There are a number of concrete steps you can take to make it more likely that the compensation you earn will be considered “reasonable,” and therefore deductible by your corporation. For example, you can:

  • Use the minutes of the corporation’s board of directors to contemporaneously document the reasons for the amount of compensation paid. For example, if compensation is being increased in the current year to make up for earlier years in which it was too low, be sure that the minutes reflect this. Ideally, the minutes for the earlier years should reflect that the compensation paid in those years was at a reduced rate.
  • Avoid paying compensation in direct proportion to the stock owned by the corporation’s shareholders. This looks too much like a disguised dividend and will probably be treated as such by the IRS.
  • Keep compensation in line with what similar businesses are paying their executives (and keep whatever evidence you can get of what others are paying-such as salary offers to your executives from comparable companies-to support what you pay if you’re later questioned).
  • If the business is profitable, consider paying at least some dividends. This avoids giving the impression that the corporation is trying to pay out all of its profits as compensation.
  • The “hypothetical independent investor test” has been spawned by a litany of Tax Court cases over the last 25 years.  A Google search will reflect taxpayer-friendly cases such as Eliotts, Multi-Pak, H.W. Johnson, and many more.

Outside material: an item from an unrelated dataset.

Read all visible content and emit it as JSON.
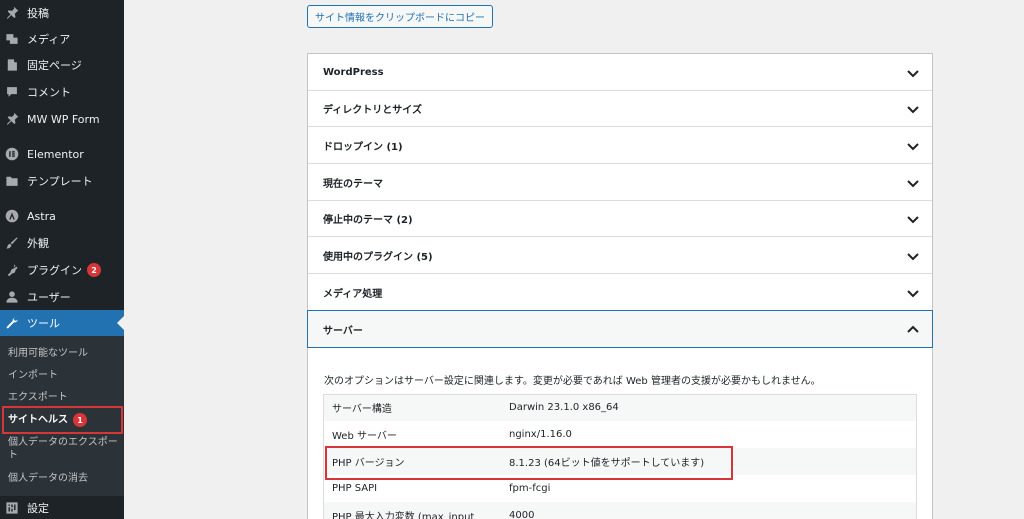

An interesting sidebar is that this same reasonableness standard must be met by S corporations as well. A lower salary in a S Corporation can help reduce payroll taxes. But minimum standards need to be met. With the advent of Section 199A and the qualified business income (QBI) deduction, there can be instances where one is trying to maximize the benefit of this deduction where either a higher salary will be best, or a lower salary will win the day.  As always, the devil is in the details and those details need to be documented.